Is it worth hoping to cross the soul gap? Are we alone, island universes?  We like to think we're so very self-contained, but we are the product of history and chance. Everything about who we are, how we see the world and how we think, was shaped by the forces of genetics, nature and culture. And they produced everyone else alongside us too - the same forces that produced us also produced everyone else, and we all shape each other and the world around us in a glorious feedback cycle. The Greeks and Hindus attempt to abstract these common elements of the human psyche and culture, that extend out into the wider world, into gods with stories and personality. Jung called them "The Archetypes". Christians call these "personified" forces that shape lives and history (although really it is us that are "personified"), Angels and fallen angels.

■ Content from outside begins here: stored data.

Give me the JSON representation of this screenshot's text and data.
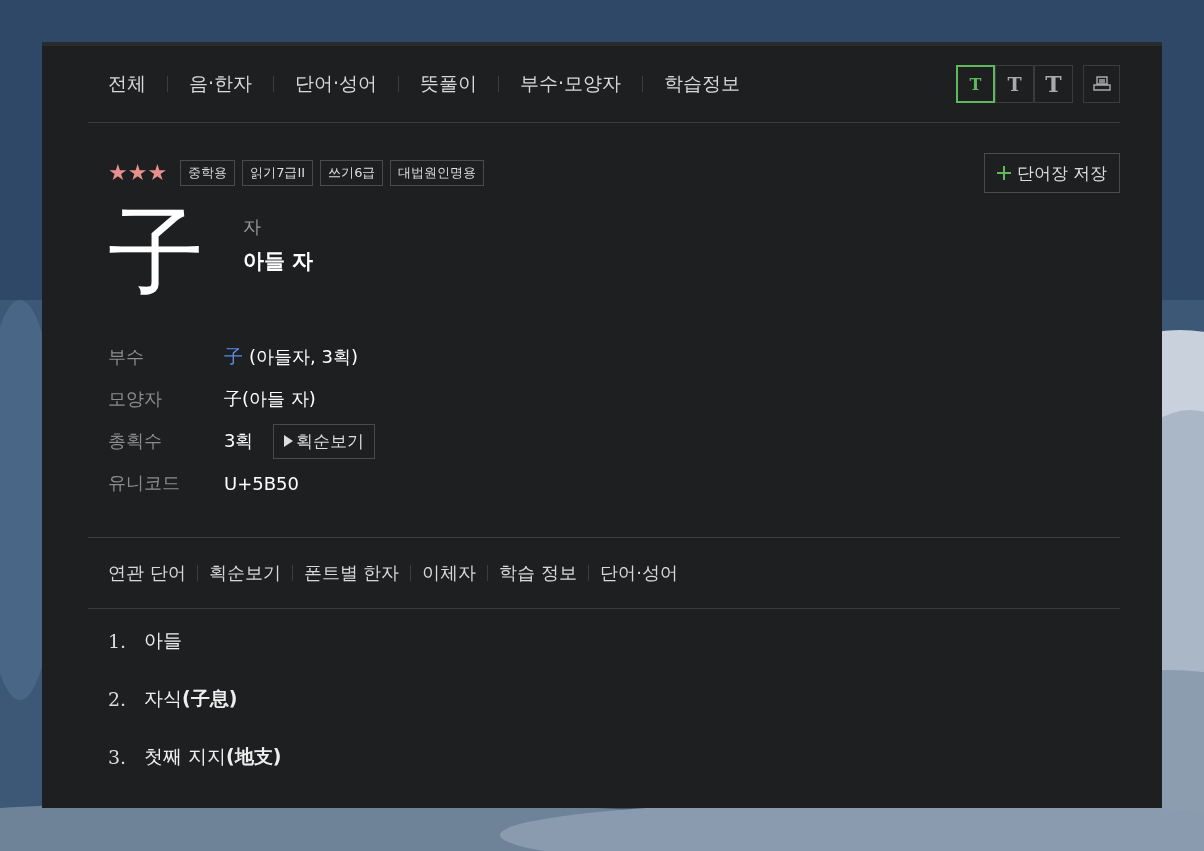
{
  "top_tabs": [
    {
      "label": "전체",
      "selected": false
    },
    {
      "label": "음·한자",
      "selected": false
    },
    {
      "label": "단어·성어",
      "selected": false
    },
    {
      "label": "뜻풀이",
      "selected": false
    },
    {
      "label": "부수·모양자",
      "selected": false
    },
    {
      "label": "학습정보",
      "selected": false
    }
  ],
  "font_sizes": [
    {
      "label": "T",
      "selected": true
    },
    {
      "label": "T",
      "selected": false
    },
    {
      "label": "T",
      "selected": false
    }
  ],
  "header": {
    "stars": 3,
    "tags": [
      "중학용",
      "읽기7급II",
      "쓰기6급",
      "대법원인명용"
    ],
    "save_button": "단어장 저장"
  },
  "hanja": {
    "character": "子",
    "reading": "자",
    "meaning": "아들 자"
  },
  "info": [
    {
      "kind": "radical",
      "label": "부수",
      "link": "子",
      "text": "(아들자, 3획)"
    },
    {
      "kind": "text",
      "label": "모양자",
      "text": "子(아들 자)"
    },
    {
      "kind": "strokes",
      "label": "총획수",
      "text": "3획",
      "button": "획순보기"
    },
    {
      "kind": "text",
      "label": "유니코드",
      "text": "U+5B50"
    }
  ],
  "section_tabs": [
    "연관 단어",
    "획순보기",
    "폰트별 한자",
    "이체자",
    "학습 정보",
    "단어·성어"
  ],
  "meanings": [
    {
      "number": "1.",
      "text": "아들"
    },
    {
      "number": "2.",
      "text": "자식**(子息)**"
    },
    {
      "number": "3.",
      "text": "첫째 지지**(地支)**"
    }
  ]
}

So we're not truly separate. Who we are is mostly subconscious, our motivations, and desires and the prejudices and filters we apply to the world around us. Whether or not we're aware of it we're constantly influenced by (and in turn influencing) the same things as everyone else. We're unique in the particular pattern of these currents that have produced us, but it's the same currents of nature, culture and history that produce myriad unique souls in different colours and combinations. Abstraction or ultimate reality, who knows, but we're not as much of an island as we think we are. Our very nature has been formed, and is being formed, in glorious dis-harmony with everything around us.

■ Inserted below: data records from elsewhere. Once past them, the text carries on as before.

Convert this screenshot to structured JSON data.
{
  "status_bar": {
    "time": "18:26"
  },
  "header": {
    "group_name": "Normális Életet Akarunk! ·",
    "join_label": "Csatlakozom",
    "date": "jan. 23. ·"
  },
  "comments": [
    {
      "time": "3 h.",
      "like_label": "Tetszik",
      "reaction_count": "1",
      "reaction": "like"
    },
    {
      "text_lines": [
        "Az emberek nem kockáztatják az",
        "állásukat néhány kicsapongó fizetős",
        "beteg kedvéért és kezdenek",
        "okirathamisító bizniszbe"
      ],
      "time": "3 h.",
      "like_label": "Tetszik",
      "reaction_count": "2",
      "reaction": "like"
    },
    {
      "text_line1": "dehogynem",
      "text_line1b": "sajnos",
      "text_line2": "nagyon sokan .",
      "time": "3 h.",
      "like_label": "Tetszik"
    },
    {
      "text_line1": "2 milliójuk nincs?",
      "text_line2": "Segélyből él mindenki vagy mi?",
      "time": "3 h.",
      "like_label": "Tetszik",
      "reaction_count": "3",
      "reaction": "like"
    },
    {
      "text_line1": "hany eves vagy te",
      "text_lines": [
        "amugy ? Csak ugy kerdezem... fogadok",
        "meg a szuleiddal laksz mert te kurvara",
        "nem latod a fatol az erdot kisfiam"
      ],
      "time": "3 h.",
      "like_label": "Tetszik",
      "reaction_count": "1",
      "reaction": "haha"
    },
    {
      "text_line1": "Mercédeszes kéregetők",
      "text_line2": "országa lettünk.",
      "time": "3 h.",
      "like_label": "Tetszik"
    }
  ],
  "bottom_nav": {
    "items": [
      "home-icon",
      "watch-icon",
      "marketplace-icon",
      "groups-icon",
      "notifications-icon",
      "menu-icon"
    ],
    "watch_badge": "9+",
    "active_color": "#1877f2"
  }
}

If you're a Christian living in a western culture, is it just a happy coincidence (for you) that the religion you've decided is true just happens to be the one adopted by the prevailing culture that produced you, that you grew up with. Have you swallowed whole a mindset and belief system that shaped your culture, and therefore like-it-or-not the way you see the world, or have you really been transformed by the creative mind and heart that produced the universe - which is what you claim? Let's be real about who we are. The western Christian mindset, it's traditions and orthodoxy, is inextricably intertwined with politics and the historical culture this tradition grew up alongside (including entrenched misogyny, power and control structures plus many other unpalatable background truths about our culture).

Let's acknowledge this and dig deeper. Let's not be satisfied with half a life and beliefs swallowed whole without critical examination, with the form of religion but not the power. Because surely we want the truth, we want to meet the real God and know the reality of his life and power. And if it's not true let's work out the truth. If you're not willing to consider your beliefs, if you're not open to truth, then you're not really open to God. Being open to God means being able to discern the difference between truth and lies, being able to get beyond the soul's tendency to see patterns in everything. If you can't discern the difference then you can't really meet with God because you can't find truth if you can't reject falsehood. If your faith can't cope with this kind of examination, if questioning it causes it to evaporate, what kind of faith is it and where is its substance?

Let's not be stuck in the shallows but pursue real depth. If God is real, let's prove it together.

"The method of science, the aim of religion."